C’est donc là qu’est vraiment venue cette envie d’entraîner ?
J’ai passé le Brevet d’État à 23 ans quand j’étais joueur au FC Rouen, et puis Daniel Zorzetto, le coach, avait imposé que les joueurs du centre de formation encadrent des équipes de jeunes. Je me suis pris au jeu, ça m’a plu. Et dans les clubs où je suis passé ensuite, j’ai continué. C’était naturel pour moi ensuite de me diriger dans cette voie.

Vous avez connu pas mal de coachs, certains vous ont forcément marqué…
Il y a toujours des choses bien à prendre chez tous les entraîneurs et d’autres choses que je ne ferais pas non plus, mais celui qui m’a vraiment marqué, parce que je l’ai eu au centre de formation puis en pro, à Rouen, c’est Daniel Zorzetto. D’autres aussi m’ont marqué, comme René Le Lamer, Nasser Larguet, un formateur exceptionnel et un mec top aussi. Même quand j’étais à Doha, j’ai rencontré des top coachs, des Hollandais, des Portugais. J’ai pris des choses chez chacun d’eux et j’essaie de les remettre à ma sauce. Je ne me suis pas quelqu’un qui se dit, « Le foot c’est comme ça et pas autrement, pour réussir, il faut prendre cette voie-là », non…

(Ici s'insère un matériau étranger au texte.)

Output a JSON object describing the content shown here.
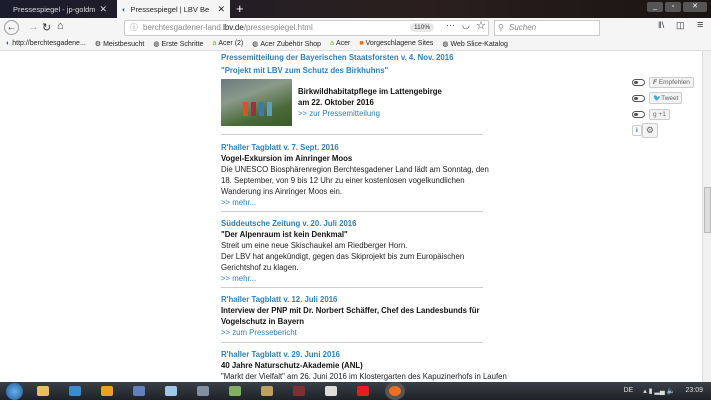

« J’aime ce que fait Franck Haise »

Qui sont vos inspirateurs aujourd’hui ?
J’aime ce que fait Franck Haise (Nice), ce que fait le coach de Strasbourg Liam Rosenior aussi, ce que fait Gasperini à Rome et déjà ce qu’il faisait à l’Atalanta Bergame, Guardiola, Klopp… C’est ça qui est bien dans le foot, il y a plusieurs moyens de réussir, d’obtenir des résultats. Je m’inspire de tous les mouvements, je les remets à ma sauce, avec l’idée que mon équipe soit la plus performante possible dans le plus de domaines possibles afin d’être le plus imprévisible possible.

C’est pour ça que vous aimez bien surprendre vos adversaires, que vous n’êtes pas figé sur un système ?
C’est vrai que je ne joue pas tout le temps avec les mêmes systèmes (rires). Après, on peut mettre un système sur le papier et ensuite, tout dépend comment on l’anime. Il ne faut jamais oublier que ceux qui font les résultats, ce sont les joueurs. Pas le coach. Les joueurs sont les plus importants. J’avais un débat justement avec Francky (Haise) quand on était joueur à Rouen (lire le « Tac au tac » plus loin), il me disait qu’il fallait que l’entraîneur soit bon, qu’il soit pour 40 % dans les résultats de son équipe, et je lui disais qu’avec 20 %, déjà, c’était bien. Je crois que depuis, il est d’accord là-dessus. Si tu n’as pas les joueurs, tu peux être Garcimore (un magicien dans les années 70 célèbre à la TV, Ndlr), il faut être capable de développer et de tirer la quintessence de ton groupe de joueurs, mais au bout d’un moment, il y a des limites quand même.

Vous n’auriez donc pas de système préférentiel ?
J’aime bien le 4-3-3 quand même, avec une pointe basse, mais parfois, je fais autre chose, par rapport à ce que j’ai vu dans la semaine aux séances, ou par rapport à l’adversaire. On a beaucoup joué comme ça cette année, mais j’ai le souvenir aussi que, la saison passée, au Puy, on a joué avec six défenseurs (rires), quatre dans l’axes et deux sur les côtés, et ça avait beaucoup énervé Stef’ Dief, le coach (camarade de promotion cette année au BEPF). On avait eu beaucoup de réussite et un grand gardien ce soir-là, on avait gagné 1 à 0 à la dernière minute sur penalty !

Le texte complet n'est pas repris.